简单的、脆弱的憧憬。
与眼前。
焦黑、碳化、粘连、冰冷、死寂、仅存一息如同风中残烛的惨状。
形成了最残忍、最荒谬、最令人无法接受的对比。
“我会保护你们。”
想起自己说过的话。
这五个字,此刻像最恶毒的嘲讽,在他脑海里疯狂回荡,每回荡一次,就将他灵魂深处某些东西碾碎一分。
为什么?
为什么?
我只是……只是想和他们一起,过平静的生活而已。
想看到强哥围着围裙在厨房骂骂咧咧地剁骨头,想听到赵姐招呼客人的爽朗声音,想和李铭讨论汤里该不该再多放点盐,想看着小男孩安静地长大,想……想守住那一点点,偷来的、脆弱的温暖和日常。
我做错了什么?
我吞噬,我进化,我变强,不伤害无辜,只想有自保之力,只想保护身边这几个人。
为什么连这一点点卑微的愿望,都要被剥夺?
为什么一次又一次,把我珍视的人,从我身边夺走?
先是清河市的崩塌,一路的死亡,啊晴的枪声……现在,是强哥、李铭、小男孩化为焦炭,赵姐濒死……
凭什么?!
一股莫名的、冰冷到极致又灼热到极致的怒火,如同沉寂万年的火山,在他胸腔里轰然爆发!
那不是野兽般的狂怒,而是一种更加深沉、更加黑暗、更加粘稠的。
怨恨。
对这个世界不公的怨恨。
对命运弄人的怨恨。
对那些高高在上、肆意剥夺的“家族”、对那些冰冷无情的导弹、对这个操蛋的、崩坏的、不给人留一丝活路的世界的……彻骨怨恨!
为什么?!
凭什么?!
怨恨如同黑色的原油,从他心底最深处汩汩涌出,迅速染黑了他所有的情绪,所有的思绪。
那空洞的金色竖瞳深处,一点浓得化不开的墨色,如同滴入清水的墨汁,迅速晕染、扩散。
将原本璀璨的金色侵蚀、覆盖。
最终,整个瞳孔都仿佛被一层不祥的、蠕动的黑色网纱所笼罩,只在边缘残留一丝黯淡的金边。

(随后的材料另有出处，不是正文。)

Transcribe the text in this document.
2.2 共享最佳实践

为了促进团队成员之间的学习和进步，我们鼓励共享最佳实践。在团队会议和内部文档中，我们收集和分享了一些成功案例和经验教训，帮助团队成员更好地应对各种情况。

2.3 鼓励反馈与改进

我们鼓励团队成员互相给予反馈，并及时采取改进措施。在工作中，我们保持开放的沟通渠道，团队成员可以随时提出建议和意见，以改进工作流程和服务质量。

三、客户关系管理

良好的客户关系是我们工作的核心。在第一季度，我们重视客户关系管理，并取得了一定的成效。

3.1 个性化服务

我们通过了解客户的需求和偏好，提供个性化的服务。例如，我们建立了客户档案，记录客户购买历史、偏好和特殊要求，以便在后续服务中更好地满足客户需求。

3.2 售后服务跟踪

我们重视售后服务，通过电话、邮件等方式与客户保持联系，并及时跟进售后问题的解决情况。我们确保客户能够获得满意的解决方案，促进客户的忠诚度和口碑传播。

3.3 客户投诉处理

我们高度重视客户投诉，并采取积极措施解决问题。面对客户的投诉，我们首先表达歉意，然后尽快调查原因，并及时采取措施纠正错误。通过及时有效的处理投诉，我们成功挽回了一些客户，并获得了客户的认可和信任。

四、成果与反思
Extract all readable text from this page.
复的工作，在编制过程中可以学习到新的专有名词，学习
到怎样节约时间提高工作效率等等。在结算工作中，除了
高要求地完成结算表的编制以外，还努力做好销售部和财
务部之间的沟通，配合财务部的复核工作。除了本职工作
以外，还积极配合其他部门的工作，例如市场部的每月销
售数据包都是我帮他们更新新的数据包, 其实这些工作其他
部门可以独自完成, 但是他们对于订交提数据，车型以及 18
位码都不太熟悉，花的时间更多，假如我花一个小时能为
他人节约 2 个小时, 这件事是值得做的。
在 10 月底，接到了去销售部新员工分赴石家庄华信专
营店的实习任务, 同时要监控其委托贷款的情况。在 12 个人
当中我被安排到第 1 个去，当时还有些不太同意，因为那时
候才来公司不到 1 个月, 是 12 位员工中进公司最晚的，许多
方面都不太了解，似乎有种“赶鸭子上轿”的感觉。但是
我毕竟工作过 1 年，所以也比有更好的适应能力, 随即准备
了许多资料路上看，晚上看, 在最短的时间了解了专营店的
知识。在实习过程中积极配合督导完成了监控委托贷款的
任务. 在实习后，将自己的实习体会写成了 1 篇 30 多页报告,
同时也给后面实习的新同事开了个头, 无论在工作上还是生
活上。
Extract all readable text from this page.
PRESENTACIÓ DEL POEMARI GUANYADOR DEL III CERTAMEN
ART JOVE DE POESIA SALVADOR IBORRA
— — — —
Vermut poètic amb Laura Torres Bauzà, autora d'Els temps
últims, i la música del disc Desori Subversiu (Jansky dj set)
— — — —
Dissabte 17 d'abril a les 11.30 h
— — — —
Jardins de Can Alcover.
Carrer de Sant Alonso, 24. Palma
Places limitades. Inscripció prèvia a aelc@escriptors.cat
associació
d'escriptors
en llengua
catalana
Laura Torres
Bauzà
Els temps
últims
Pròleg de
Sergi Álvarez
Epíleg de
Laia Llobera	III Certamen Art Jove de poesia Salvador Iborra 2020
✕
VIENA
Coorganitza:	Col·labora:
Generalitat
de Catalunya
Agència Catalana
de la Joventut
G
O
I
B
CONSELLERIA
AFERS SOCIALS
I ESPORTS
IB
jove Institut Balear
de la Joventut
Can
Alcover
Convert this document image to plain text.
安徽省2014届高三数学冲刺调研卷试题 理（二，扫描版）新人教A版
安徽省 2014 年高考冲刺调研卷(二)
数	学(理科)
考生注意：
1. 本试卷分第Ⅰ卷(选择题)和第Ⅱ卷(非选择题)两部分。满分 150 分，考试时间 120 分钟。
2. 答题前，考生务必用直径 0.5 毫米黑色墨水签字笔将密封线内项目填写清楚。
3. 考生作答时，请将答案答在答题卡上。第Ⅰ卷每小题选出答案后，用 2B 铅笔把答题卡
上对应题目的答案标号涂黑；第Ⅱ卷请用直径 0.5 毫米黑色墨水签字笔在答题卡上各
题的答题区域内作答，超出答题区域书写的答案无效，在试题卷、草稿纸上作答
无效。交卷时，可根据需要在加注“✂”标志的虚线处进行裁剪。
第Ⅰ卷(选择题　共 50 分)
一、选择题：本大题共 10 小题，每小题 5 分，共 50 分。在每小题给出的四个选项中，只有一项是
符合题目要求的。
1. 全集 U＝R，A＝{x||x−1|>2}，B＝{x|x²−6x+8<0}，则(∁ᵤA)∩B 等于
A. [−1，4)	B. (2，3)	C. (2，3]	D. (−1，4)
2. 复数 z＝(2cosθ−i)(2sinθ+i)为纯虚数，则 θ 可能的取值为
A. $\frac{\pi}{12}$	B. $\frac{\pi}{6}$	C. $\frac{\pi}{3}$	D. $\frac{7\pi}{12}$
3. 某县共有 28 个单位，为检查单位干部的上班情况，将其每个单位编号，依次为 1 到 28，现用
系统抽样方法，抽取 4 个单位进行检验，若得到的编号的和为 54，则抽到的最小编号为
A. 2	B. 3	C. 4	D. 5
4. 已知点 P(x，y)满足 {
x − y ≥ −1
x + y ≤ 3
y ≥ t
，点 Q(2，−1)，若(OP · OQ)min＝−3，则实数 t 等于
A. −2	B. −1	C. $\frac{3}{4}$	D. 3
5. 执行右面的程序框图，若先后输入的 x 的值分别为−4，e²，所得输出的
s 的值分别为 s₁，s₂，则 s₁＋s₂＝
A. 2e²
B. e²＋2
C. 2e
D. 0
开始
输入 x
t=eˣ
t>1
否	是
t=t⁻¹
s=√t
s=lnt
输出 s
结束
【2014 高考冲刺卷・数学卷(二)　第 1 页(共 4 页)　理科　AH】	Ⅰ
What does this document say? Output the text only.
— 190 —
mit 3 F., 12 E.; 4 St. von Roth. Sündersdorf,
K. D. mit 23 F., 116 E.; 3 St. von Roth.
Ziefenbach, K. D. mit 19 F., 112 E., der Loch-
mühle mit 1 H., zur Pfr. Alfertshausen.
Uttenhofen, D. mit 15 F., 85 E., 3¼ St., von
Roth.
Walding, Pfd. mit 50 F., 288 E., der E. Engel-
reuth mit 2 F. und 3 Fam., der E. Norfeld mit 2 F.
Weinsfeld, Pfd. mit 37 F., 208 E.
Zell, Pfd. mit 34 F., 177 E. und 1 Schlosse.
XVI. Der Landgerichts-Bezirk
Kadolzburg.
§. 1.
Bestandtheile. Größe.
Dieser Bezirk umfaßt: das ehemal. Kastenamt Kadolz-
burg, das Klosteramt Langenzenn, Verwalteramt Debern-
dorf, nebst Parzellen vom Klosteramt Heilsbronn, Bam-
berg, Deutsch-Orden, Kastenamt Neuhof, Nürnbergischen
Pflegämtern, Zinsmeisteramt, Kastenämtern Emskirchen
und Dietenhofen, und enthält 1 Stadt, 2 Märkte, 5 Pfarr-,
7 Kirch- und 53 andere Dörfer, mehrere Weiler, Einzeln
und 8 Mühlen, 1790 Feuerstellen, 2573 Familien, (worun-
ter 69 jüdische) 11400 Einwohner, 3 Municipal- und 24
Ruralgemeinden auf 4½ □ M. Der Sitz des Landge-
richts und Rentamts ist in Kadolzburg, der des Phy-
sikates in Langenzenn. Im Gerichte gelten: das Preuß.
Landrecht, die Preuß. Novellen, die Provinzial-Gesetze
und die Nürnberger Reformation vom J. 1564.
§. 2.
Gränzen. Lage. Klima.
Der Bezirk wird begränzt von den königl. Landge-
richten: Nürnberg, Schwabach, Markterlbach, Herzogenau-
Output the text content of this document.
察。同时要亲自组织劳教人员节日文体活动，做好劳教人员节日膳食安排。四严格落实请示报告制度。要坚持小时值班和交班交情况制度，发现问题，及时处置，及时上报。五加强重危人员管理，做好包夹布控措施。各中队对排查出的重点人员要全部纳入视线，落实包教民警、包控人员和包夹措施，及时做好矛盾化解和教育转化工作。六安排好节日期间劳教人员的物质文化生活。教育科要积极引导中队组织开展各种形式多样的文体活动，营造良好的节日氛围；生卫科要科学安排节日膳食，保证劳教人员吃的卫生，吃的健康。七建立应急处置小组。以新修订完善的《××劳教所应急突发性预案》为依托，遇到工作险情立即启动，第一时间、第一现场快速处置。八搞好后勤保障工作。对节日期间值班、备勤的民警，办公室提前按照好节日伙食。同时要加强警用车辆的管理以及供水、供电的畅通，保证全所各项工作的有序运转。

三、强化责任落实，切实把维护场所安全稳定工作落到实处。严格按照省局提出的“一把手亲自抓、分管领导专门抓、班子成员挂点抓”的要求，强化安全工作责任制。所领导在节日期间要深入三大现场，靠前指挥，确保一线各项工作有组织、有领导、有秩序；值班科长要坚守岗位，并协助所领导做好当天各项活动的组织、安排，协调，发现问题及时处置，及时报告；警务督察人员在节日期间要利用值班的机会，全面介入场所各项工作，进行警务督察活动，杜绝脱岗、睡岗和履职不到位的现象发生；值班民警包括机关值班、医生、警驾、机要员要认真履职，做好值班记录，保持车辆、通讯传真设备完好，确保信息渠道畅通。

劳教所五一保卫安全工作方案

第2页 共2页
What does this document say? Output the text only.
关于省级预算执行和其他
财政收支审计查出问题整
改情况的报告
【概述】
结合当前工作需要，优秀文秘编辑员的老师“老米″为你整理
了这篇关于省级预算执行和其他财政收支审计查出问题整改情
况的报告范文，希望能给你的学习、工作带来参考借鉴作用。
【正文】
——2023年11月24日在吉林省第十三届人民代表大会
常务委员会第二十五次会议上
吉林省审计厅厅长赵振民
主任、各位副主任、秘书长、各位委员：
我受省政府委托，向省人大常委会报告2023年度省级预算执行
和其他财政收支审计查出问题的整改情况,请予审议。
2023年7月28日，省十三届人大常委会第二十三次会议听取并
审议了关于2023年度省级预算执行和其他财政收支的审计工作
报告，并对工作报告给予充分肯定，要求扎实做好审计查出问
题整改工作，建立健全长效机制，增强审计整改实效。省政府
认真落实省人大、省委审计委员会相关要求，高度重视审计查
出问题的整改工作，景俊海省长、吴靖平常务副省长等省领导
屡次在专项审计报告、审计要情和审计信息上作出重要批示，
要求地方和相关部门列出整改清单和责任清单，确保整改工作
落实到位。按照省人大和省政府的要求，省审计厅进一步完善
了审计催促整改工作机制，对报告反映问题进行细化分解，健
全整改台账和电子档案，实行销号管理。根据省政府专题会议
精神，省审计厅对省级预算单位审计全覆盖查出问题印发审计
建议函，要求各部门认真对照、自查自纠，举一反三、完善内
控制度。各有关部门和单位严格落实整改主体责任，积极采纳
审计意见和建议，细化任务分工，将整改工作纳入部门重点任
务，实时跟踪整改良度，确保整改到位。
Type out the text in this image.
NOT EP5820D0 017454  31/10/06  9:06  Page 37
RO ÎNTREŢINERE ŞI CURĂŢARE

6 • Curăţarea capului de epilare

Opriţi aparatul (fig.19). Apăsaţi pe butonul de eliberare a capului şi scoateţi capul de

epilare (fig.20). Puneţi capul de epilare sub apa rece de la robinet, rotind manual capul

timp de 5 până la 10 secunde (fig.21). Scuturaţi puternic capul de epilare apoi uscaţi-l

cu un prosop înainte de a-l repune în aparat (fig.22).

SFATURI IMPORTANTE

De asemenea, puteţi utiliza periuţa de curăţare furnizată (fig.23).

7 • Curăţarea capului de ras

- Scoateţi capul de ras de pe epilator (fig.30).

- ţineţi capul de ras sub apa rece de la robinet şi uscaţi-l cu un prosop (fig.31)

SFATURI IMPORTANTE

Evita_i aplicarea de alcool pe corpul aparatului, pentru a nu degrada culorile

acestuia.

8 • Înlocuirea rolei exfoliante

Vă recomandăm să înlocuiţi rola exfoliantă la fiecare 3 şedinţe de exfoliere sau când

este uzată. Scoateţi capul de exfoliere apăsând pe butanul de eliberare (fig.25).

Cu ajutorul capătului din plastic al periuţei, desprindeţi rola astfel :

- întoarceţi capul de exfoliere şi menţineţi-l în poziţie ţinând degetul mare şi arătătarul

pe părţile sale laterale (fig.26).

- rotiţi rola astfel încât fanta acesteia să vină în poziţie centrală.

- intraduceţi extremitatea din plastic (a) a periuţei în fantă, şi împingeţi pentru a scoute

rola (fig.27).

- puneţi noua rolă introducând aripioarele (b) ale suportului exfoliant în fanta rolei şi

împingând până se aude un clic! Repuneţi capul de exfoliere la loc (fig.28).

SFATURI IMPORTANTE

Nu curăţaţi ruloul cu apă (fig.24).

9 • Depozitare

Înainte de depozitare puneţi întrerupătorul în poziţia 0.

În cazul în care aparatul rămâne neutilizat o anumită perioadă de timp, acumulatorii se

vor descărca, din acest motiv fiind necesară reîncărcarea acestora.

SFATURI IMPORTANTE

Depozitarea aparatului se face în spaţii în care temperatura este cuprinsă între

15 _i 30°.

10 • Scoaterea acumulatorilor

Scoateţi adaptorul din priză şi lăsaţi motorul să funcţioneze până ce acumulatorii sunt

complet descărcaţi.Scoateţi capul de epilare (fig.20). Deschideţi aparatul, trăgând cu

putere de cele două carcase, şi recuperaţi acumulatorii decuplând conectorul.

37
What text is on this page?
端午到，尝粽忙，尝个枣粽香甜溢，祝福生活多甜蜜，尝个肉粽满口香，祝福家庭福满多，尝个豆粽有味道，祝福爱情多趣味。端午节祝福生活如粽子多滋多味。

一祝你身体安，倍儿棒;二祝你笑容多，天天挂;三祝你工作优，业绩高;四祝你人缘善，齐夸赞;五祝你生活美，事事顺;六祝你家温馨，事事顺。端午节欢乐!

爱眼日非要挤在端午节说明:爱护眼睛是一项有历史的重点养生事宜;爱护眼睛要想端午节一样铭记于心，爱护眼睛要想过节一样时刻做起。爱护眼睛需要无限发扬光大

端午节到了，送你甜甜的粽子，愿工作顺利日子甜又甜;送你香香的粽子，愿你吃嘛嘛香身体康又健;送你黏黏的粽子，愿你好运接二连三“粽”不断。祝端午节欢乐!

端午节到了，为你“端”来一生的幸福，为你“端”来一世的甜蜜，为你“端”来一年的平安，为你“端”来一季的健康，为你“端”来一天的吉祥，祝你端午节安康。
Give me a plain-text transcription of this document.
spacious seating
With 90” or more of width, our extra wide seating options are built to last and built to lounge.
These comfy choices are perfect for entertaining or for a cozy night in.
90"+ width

与此同时,他身体皮肤下,那些原本如同活物般流转的、散发着淡淡金色微光的能量纹路,颜色也开始迅速改变。
金色如同被污染的河流,被一种更深沉、更晦暗的黑色取代、吞噬。
黑色纹路在他苍白的皮肤下蜿蜒、扭动,如同有生命的活物,散发出一种令人不安的甜腻气味。
这甜腻的气味,并非芬芳,而是一种混合了过度成熟果实腐败的甜、鲜血凝固后的腥甜、以及某种更深邃、更难以言喻的、仿佛来自深渊的不祥气息。
它从陈默的每一个毛孔散发出来。
由内而外,弥漫在周围焦灼的空气中,与硝烟和死亡的气息混合,形成一种令人作呕又毛骨悚然的氛围。
陈默依旧站在那里,一动不动,仿佛对自身的变化毫无所觉。
他只感觉,自己的灵魂,正在不断下沉。
沉入一片冰冷、黑暗、粘稠、充斥着无边怨恨的泥沼。
往下沉,一直沉。
没有光,没有声音,没有温度,只有那噬骨的恨意,如同亿万只虫蚁,啃噬着他残存的理智和感知。
就在他即将被这片黑暗彻底吞没,或者说,与这片黑暗融为一体的时候——
“咻——!!!”
三道尖锐到仿佛要撕裂灵魂的破空厉啸,从三个截然不同的方向,以难以想象的速度,由远及近,瞬息而至!
其速度之快,远超音速,甚至在声音传到之前,那恐怖的压迫感与毁灭性的能量波动,已经如同实质的海啸,将这片刚刚承受过云爆弹洗礼的焦土再次牢牢锁定、镇压!
东、南、北,三个方向。
三股截然不同,却同样恐怖绝伦、充满非人气息的威压,如同三座无形的大山,轰然降临!
陈默那被黑色笼罩的瞳孔,微微转动了一下。
空洞的眼神深处,那无边蔓延的黑暗与怨恨,似乎找到了第一个……宣泄的出口。